With 68,600+ ratings on Goodreads and over 9,300 reviews, EXIT WEST is a well-known-big-deal. It's gotten many, many an award and its author, Mohsin Hamid, is no breakout star. He's been acclaimed as far back as 2000 when his book MOTH SMOKE won the NYT Notable Book of the Year Award. Frankly, it's been quite difficult for me to find out what he's up to now and whether or not he would be interested in coming to the University to participate in some sort of moderated discussion/presentation about EXIT WEST. His website features a few tidbits from interviews in which he speaks about political crises and migration policy, and if I've found it correctly, his Twitter (featuring only two tweets) hasn't been updated in over two years. 

Readability ★★★★★

And onto categorical analysis we go! Let's be real, guys: college is immensely overwhelming and there's a fair chance that whichever book we decide to chuck at the freshmen is going to be left in a box of To College items that won't be touched until it's shoved in an SUV and then into a dorm room in late August. When the time comes for the Honors course material covering the book, many freshmen will scramble to read it quickly before the 20th/21st/22nd (when does school start? what is time?) rolls around. EXIT WEST is only 231 pages long in hardcover and it's so captivating from the get-go that I imagine anyone who gives it the time it deserves to get into its magical realism will have trouble putting it down. 

There's some mild, mild sexual innuendo but nothing stark or shield-your-eyes-honey-they're-taking-their-clothes-off type content. Consider this book extremely readable to an audience of first year undergraduate students. (And extremely readable to an audience of begrudging professors otherwise unwilling to step into anything labeled genre.)

Applicability ★★★★★

Another perfect score! How much more applicable can this book get? Not only can it appeal to those interested in history, Middle Eastern culture, international politics/relations, physics, inter-personal relationships and the dilution thereof, and societal shifts in normalcy, but this book will appeal to people who have never stepped foot in the realm of anything mildly fantastical. 

(I realize that at this point in the review, I haven't divulged what exactly makes this book fantastical, but I don't believe in hardcore spoilers and I don't think that they're necessary for good reviews. I'll tell you that there are doors that don't always work the way we think they would.)

As further evidence of direct relevance, some quotes featured on Hamid's website:

"Part of the great political crisis we face in the world today is a failure to imagine plausible desirable futures. We are surrounded by nostalgic visions, violently nostalgic visions. Fiction can imagine differently.... We certainly need it now. Because if we can’t imagine desirable futures for ourselves that stand a chance of actually coming to pass, our collective depression could well condemn humanity to a period of terrible savagery." New Yorker interview (EXIT WEST)

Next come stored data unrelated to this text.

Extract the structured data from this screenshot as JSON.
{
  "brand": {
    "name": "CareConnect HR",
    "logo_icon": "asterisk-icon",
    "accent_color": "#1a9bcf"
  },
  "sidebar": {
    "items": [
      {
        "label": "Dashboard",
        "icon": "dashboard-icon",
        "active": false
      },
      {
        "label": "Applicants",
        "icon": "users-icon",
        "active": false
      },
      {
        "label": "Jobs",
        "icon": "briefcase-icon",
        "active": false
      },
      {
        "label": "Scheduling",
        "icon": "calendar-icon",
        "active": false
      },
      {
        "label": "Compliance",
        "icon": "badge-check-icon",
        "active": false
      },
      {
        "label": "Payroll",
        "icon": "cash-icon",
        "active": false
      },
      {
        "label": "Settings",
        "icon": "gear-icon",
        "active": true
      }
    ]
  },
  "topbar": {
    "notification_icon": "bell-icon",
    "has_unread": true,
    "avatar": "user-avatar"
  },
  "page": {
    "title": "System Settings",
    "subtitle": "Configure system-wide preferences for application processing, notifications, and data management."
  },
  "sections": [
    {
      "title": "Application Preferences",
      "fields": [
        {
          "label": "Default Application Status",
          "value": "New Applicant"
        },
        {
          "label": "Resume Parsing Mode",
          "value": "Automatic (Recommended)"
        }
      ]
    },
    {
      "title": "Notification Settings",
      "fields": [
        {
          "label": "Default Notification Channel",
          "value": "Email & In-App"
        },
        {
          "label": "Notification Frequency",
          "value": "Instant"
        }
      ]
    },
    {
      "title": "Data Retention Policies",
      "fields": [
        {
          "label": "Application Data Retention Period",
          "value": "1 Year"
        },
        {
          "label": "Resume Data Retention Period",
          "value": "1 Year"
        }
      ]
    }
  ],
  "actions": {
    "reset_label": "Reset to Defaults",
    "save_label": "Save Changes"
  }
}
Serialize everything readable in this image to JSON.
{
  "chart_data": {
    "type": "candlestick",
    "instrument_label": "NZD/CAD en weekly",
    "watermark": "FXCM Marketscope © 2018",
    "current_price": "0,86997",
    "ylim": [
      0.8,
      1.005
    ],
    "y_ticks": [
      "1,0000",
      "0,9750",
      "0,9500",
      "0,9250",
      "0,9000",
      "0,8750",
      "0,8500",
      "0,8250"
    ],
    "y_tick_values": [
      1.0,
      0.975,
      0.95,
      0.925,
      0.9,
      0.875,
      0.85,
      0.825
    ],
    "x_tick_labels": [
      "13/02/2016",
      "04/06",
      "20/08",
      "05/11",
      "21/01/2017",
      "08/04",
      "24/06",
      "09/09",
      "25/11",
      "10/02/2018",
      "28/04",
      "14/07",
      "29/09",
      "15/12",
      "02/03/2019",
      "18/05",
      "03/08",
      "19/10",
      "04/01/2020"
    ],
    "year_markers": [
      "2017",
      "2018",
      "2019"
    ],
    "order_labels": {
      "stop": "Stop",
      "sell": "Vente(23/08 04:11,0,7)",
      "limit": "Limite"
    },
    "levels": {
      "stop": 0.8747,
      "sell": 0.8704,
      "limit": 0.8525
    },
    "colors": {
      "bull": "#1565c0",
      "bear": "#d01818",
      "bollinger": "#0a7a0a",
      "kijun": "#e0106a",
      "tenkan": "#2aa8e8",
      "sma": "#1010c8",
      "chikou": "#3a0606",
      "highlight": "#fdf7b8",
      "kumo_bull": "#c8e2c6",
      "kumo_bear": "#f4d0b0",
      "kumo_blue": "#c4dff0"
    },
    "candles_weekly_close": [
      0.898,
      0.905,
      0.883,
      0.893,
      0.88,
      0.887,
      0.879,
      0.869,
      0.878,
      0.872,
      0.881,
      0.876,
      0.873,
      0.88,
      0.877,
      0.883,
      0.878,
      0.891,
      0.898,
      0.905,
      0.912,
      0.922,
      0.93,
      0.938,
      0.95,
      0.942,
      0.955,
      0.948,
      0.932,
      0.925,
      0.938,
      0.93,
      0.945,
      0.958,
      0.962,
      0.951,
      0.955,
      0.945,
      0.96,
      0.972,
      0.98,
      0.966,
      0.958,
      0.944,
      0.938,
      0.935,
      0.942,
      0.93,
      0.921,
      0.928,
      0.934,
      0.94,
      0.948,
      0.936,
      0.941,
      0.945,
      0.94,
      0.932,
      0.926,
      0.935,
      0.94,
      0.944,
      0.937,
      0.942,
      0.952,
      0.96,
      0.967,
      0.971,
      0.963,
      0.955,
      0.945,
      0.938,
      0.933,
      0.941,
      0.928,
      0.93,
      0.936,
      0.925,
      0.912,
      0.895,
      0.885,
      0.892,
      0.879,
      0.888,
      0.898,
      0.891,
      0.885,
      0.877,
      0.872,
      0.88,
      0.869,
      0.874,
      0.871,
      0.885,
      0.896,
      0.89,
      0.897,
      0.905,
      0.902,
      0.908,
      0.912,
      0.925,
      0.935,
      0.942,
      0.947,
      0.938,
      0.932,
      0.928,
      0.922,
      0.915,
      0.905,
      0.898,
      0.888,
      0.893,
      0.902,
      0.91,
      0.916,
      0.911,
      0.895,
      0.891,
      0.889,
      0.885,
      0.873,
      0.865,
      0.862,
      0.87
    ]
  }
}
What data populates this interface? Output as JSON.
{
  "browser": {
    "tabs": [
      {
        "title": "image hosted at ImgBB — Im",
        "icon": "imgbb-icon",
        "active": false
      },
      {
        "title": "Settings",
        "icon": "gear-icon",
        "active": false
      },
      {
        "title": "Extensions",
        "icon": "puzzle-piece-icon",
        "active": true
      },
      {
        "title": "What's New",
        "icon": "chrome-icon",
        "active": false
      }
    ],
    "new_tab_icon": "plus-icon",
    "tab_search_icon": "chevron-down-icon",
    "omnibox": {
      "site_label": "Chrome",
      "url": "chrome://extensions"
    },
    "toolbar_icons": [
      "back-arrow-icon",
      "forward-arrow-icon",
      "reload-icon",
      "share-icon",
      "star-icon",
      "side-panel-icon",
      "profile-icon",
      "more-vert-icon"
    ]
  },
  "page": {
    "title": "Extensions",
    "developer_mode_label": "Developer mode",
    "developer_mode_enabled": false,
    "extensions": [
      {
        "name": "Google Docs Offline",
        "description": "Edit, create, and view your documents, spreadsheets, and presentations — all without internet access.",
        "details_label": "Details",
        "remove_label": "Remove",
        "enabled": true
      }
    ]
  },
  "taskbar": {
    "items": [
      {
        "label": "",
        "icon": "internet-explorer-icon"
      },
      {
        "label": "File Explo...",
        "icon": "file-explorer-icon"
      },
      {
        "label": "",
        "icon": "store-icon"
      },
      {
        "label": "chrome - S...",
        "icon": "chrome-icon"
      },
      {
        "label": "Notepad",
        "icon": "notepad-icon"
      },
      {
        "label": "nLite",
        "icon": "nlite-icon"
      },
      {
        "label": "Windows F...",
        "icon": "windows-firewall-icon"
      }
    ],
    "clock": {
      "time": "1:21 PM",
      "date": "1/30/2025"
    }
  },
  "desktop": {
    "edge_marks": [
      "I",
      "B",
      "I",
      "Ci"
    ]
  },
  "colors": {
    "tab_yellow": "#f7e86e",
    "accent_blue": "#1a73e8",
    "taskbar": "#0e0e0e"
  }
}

"I understand that people are afraid of migrants. If you're in a wealthy country, it's understandable that you might fear the arrival of lots of people from far away. But that fear is like racism: it's understandable, but it needs to be countered, diminished, resisted. People are going to move in vast numbers in the coming decades and centuries. Sea levels will rise, weather patterns will change, and billions will move. We need to figure out how to build a vision for this coming reality that isn't a disaster, that is humane and even inspiring." Lit Hub interview (EXIT WEST)

Transformation ★★★★★

Though this is no longer a veritable section of the requisite Honors College criteria, it's important to note how dynamic Saeed and Nadia are. We get glimpses of (unnamed/unshared) religious belief, of disparaging traditions that are contested by others, of relationships that do not survive the story in the way that we may hope. Forgive the following wild list of themes, but this book brings to light sexuality and friendship, the violence of external circumstances, and the humanity implicit in needing to protect people that you do not necessarily have the power to protect.